One audience member asked if the presenters had any positive advice to offer, suggesting the presentations made that night were all negative regarding wind turbines.
While the individual said he did not have a turbine, he commented that similar health related issues could be raised regarding other methods of producing electricity from coal-fired generation to nuclear.
“We all get pollution, we all get acid rain, we all get global warming” he said, adding with nuclear energy, the plutonium will be lethal for 1,000 years.
He added that hydroelectric energy floods beautiful valleys and washes up mercury that kills fish.
Krogh said the arguments were not for or against turbines. “This is about risk to health.”
The audience member contended similar meetings appeared only to be stirring up opposition to any turbines.Gillis responded the issue is the placement of turbines too close to rural families.
“There are too many red flags coming forward that this isn’t safe,” she said.
A voice from the back suggested that if everyone had their own small scale wind turbine, there wouldn’t be the need for the industrial size turbine. That person felt numerous small scale turbines would eliminate the need for the larger projects.
Another individual pointed out to the presenters that electricity was used for their projector and their presentations.That person was cut off as Gillis stated, “We’re here to talk about the adverse health effects showing up as a result of industrial wind turbines.
“I’m not an expert of electricity generation, but there must be better ways to generate electricity rather than making all of our rural families ill – or many of them.”
Another woman in the audience stated flat out, “This is an opposition to wind turbine meeting.”
As Gillis defended the presentation, the woman attempted to hold the microphone to make her point, but Gillis took it back before she could continue.

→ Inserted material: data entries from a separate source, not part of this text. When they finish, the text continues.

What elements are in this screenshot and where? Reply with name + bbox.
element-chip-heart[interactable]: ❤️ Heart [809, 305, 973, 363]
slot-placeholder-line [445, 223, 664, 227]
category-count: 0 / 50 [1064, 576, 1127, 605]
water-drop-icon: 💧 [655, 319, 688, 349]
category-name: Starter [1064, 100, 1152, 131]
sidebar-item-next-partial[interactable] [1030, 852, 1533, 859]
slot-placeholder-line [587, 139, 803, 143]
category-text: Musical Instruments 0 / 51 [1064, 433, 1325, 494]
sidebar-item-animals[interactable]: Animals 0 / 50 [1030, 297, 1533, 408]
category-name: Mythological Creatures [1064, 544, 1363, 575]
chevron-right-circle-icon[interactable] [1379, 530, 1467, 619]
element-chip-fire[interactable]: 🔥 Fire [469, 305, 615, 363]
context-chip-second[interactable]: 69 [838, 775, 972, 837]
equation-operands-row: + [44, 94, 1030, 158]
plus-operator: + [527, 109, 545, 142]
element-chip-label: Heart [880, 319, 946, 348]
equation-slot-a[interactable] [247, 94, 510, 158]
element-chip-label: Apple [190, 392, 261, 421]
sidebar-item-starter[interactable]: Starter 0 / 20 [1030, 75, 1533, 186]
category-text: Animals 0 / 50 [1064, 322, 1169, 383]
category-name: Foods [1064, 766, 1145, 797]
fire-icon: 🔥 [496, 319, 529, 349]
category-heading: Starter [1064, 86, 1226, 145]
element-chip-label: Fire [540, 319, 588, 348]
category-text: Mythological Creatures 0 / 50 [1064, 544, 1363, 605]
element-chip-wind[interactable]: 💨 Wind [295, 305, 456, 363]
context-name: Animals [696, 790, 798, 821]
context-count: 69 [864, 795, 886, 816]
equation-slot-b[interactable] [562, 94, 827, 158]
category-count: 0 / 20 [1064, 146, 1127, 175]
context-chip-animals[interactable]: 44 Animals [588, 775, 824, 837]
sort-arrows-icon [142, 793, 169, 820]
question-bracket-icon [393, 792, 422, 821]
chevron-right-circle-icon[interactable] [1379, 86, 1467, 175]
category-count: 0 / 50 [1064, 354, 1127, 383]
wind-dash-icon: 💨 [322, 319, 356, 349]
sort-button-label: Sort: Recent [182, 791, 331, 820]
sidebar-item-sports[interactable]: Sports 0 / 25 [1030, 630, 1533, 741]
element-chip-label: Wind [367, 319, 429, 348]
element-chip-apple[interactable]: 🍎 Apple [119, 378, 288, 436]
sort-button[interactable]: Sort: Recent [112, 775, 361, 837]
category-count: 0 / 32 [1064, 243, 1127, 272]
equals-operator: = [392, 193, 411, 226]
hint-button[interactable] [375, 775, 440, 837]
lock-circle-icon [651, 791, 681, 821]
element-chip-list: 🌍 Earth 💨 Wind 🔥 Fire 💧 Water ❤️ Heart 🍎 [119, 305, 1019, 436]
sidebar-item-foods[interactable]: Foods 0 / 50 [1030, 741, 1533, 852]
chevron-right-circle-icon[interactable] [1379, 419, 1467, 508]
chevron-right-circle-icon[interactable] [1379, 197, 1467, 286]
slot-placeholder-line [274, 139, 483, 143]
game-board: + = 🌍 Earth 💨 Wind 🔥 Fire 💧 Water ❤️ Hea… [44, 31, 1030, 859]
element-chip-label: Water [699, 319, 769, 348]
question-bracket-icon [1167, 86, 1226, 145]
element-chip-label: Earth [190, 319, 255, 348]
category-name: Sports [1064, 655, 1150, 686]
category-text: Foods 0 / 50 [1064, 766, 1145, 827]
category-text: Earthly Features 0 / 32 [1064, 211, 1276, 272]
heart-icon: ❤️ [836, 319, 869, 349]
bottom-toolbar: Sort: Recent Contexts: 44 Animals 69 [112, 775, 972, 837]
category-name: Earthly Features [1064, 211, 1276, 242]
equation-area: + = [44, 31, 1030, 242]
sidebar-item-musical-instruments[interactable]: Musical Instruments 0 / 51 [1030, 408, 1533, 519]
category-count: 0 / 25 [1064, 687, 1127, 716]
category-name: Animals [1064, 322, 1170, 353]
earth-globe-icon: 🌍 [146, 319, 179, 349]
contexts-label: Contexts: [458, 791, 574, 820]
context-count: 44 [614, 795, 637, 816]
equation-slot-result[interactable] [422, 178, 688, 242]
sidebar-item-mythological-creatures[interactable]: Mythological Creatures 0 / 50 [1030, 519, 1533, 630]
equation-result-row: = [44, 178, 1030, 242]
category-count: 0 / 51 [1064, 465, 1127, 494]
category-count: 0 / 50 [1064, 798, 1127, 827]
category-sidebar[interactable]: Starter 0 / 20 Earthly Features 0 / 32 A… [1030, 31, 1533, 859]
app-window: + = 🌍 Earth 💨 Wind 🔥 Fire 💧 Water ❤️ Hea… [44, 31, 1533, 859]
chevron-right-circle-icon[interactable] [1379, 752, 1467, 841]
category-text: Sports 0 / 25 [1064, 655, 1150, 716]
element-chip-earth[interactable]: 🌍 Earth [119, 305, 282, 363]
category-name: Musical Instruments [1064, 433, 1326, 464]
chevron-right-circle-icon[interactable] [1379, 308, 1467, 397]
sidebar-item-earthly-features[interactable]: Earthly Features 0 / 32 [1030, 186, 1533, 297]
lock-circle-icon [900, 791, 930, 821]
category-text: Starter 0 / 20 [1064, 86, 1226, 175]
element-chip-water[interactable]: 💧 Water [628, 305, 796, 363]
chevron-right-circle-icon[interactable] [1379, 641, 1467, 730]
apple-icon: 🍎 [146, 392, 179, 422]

“If you want to complain about global warming or anything, we’re here to talk about what is happening to our rural families,” she said.
The woman responded that Ontario is known for having one of the highest rates of cancer due to acid rain.
“We don’t know what it’s due to,” Gillis said. “And it is pretty generalizing to attribute it to things out of the air.”
The woman contended “Before we knock something, we should be aware of these other things too.”
One of the practical suggestions from the meeting in the area was also perhaps one of the simplest.
If landowners do not want wind turbines on their properties, then they should not sign the contracts.
Further, if they do not want them in the area, then as a group they need to not sign turbine contracts for much larger areas.
Another man from south of Highway 9 said, “These projects only go ahead because landowners agree to sign the contracts.”
He noted there are three projects on the go on the other side of Highway 9 and that community is rallying against them.
“And it is the voice of the community which is what is making the problem go away,” he said.
Gillis contended some of those companies have been out there searching for locations for the past 10 years.
She said those who have signed up were misled about the virtues of industrial wind turbines. “The less people signing up, is better.”
Gillis said municipalities and the community need to be educated and she considered the Damascus meeting a good start.
For those wanting information for potential health effects, a number of websites were provided at the meeting:
– Wind Vigilance Society, www.windvigilance.com;
– Wind Concerns Ontario, www.windconcernsontario.org;
– National Wind Watch, www.nationalwindwatch.org; and
– Wind Action Website, www.windaction.org.
The following day, roughly 25 area landowners travelled with RES-Canada representatives and Milverton area residents to see the current projects underway by the company – presumably to hear the company’s standpoint on wind generation.